I’m generally not big on chutzpah. I am not by nature a contrarian or a scold. I’m no great risk taker. And I have great respect for training, preparation and expertise. So why write a book on a topic about which I’m a rank amateur, a book in which I’m trespassing on other people’s territory, and a book that has no natural allies, hence is likely to be slammed from all sides? Two reasons. First of all, I really do think my argument is right, and I can’t for the life of me understand why so much of what is written these days about God doesn’t consider at least some version of it, if only to refute it. I’m referring to, among other things, the well-known books by and about Hitchens, Dawkins, Dennett, Hawking, Harris and the rest. Seems to me that they’ve been systematically ignoring the pachyderm in the parlor, and I find it enormously frustrating. Second, if my argument is wrong, I’d simply like to know why. I like figuring things out, and on this particular question – the question of God – I think I have. But amateur that I am, I could well be in error; and so if someone can show me where I’ve messed up, that would be progress.

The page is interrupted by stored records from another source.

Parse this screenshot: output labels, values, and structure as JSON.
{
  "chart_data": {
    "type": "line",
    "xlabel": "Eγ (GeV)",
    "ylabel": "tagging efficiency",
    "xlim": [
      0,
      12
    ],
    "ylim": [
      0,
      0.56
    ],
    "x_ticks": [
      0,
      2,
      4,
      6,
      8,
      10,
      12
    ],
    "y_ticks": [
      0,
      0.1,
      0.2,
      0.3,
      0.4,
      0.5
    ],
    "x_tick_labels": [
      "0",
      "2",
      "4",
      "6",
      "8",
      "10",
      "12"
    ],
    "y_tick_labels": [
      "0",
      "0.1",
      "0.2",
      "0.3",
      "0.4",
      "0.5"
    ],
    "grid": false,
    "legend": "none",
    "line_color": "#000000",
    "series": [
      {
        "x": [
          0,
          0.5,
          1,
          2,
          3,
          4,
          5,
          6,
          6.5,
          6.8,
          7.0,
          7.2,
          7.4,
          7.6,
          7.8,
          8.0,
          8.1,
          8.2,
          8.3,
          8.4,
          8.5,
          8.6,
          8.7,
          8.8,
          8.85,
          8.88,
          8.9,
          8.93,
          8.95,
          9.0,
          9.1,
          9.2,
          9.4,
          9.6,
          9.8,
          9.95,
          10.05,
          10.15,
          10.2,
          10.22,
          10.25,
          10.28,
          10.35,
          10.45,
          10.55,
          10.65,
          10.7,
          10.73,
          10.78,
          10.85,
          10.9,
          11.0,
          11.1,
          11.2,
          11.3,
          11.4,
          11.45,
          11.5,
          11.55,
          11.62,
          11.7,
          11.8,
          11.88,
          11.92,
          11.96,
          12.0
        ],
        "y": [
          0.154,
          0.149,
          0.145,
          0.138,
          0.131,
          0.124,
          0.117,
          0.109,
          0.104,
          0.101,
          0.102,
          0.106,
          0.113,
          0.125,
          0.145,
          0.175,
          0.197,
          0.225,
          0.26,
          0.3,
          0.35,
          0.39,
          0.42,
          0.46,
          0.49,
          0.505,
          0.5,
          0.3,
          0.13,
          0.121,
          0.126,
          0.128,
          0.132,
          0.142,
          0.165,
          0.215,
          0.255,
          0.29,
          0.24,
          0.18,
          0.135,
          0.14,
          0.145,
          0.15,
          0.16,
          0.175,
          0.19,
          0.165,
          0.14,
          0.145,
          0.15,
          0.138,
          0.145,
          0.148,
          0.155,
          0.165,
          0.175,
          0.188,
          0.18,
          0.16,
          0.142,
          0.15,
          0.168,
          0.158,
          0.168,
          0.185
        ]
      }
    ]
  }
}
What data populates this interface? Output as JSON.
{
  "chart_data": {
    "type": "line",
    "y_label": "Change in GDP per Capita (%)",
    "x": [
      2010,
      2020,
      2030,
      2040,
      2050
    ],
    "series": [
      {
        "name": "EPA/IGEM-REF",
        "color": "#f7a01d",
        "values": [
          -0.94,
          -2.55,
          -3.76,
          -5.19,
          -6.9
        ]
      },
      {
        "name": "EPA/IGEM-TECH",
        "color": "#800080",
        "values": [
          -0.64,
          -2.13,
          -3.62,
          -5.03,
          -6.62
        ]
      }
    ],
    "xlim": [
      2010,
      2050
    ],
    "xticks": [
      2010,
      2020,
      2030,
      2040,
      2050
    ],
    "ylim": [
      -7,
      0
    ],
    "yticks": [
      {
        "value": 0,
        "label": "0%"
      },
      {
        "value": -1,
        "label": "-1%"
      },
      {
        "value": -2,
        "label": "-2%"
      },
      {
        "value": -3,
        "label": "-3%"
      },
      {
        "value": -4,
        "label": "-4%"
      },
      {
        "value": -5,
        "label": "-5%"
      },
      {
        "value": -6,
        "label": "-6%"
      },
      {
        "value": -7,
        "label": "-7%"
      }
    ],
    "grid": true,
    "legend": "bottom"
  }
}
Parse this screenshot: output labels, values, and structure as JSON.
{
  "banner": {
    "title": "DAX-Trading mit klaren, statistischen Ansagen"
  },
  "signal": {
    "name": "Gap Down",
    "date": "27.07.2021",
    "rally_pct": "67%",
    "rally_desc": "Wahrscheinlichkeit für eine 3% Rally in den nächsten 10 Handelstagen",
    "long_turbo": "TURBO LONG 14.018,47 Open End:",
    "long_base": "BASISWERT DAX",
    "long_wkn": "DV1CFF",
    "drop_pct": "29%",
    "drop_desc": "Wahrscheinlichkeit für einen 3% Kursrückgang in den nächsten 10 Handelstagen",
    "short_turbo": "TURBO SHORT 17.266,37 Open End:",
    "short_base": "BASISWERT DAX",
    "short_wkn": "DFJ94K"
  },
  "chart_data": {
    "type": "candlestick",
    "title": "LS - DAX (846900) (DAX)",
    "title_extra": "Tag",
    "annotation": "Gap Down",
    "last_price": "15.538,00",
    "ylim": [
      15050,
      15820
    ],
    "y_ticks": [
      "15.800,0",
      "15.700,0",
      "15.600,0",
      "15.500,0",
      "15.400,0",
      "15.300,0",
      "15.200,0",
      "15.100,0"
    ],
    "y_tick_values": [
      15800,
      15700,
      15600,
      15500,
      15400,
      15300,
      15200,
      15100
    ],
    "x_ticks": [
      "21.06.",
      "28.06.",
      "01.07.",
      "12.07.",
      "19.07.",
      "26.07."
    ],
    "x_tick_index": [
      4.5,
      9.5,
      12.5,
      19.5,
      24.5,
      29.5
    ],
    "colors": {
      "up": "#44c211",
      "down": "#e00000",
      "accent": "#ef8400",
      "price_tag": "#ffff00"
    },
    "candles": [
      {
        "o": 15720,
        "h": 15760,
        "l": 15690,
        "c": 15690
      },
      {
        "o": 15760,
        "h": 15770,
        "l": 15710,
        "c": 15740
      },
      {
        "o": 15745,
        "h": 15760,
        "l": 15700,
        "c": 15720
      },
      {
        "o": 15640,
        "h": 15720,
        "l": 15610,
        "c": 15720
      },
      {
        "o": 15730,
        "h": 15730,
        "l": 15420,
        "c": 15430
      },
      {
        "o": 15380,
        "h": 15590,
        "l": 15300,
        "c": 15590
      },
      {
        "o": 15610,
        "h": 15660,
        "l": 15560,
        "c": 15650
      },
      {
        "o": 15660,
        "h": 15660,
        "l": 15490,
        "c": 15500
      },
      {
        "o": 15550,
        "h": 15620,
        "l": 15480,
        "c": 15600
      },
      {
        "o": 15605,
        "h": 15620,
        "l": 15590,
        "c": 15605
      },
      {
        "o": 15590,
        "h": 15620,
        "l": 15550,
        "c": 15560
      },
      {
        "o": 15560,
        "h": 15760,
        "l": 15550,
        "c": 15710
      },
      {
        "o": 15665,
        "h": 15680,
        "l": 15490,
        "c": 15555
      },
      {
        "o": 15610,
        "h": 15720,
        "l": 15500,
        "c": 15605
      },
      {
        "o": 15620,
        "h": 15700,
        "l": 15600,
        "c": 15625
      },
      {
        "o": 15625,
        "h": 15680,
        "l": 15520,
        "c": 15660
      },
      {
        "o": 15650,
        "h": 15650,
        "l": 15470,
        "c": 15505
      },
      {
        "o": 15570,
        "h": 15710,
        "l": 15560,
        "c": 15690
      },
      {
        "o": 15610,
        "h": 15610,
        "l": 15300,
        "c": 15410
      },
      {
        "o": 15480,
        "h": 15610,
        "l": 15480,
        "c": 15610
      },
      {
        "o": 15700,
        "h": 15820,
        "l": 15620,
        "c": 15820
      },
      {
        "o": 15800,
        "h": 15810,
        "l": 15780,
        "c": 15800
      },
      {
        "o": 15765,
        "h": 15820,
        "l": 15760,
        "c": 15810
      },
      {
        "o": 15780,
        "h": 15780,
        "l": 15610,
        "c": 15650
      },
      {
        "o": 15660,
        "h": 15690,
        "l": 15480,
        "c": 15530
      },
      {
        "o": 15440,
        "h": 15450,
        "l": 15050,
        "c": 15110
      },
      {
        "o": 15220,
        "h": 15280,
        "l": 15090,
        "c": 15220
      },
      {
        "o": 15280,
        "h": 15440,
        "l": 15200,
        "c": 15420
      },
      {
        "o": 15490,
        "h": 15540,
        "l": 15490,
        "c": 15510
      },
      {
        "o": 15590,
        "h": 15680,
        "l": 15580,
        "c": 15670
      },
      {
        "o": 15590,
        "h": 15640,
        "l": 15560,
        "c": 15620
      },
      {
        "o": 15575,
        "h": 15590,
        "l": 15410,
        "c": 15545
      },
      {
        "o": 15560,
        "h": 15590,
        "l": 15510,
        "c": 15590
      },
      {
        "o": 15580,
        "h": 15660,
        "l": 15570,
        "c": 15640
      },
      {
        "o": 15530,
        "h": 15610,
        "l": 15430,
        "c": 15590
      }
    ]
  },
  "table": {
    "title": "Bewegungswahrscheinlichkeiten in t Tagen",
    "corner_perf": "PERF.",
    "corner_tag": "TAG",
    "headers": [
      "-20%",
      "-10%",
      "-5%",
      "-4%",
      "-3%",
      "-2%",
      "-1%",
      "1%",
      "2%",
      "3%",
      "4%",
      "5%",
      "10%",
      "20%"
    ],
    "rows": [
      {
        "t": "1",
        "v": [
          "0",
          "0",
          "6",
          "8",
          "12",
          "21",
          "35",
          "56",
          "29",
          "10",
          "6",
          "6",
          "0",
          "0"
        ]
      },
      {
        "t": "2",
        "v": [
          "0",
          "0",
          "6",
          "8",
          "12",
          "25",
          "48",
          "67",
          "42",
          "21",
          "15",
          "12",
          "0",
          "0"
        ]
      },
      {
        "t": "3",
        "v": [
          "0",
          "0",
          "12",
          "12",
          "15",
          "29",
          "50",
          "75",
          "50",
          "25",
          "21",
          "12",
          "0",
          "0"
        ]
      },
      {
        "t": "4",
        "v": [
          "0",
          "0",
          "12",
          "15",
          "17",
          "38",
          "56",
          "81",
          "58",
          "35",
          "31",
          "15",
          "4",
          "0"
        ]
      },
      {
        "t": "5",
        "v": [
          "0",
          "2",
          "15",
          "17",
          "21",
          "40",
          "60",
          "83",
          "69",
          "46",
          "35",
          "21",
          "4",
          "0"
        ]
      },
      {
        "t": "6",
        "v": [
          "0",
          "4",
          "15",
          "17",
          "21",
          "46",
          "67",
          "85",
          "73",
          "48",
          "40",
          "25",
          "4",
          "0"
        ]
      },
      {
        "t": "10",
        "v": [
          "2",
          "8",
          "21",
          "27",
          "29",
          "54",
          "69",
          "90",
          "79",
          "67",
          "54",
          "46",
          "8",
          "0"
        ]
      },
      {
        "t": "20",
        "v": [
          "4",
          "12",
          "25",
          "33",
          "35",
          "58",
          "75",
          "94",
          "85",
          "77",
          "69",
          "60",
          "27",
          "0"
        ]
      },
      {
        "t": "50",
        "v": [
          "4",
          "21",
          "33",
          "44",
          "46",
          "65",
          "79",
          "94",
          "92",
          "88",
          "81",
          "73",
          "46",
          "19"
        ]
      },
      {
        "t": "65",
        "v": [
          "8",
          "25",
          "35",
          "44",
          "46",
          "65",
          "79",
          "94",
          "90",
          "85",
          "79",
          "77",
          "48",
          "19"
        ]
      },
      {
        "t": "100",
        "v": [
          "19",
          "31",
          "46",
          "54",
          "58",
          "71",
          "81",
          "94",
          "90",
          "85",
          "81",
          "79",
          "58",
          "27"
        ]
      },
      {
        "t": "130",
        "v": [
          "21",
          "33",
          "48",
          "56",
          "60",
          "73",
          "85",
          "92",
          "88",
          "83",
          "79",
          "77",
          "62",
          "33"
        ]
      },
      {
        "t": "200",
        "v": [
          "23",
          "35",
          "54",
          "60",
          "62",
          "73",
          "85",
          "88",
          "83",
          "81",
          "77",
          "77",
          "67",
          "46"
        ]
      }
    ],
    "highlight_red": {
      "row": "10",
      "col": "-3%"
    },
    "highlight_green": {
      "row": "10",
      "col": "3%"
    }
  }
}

In this sense, the goal is less to win the argument – though that would be nice – than to get the argument back on track.
But there’s still a bit more to be said. For the argument of my book concludes with what I believe to be objective, rock-solid, irrefutable proof that this – by which I mean the world as we know it – cannot be all there is, as per utterly, completely, entirely and demonstrably impossible. The story has, in effect, a surprise ending. It’s a pretty big surprise – I actually think it might be kind of staggering – and in the scheme of things it’s an extremely happy one. But it’s also unintelligible without the larger argument of the book. So in that sense, the question of whether or not my argument is correct could be, let us say, not without real consequence.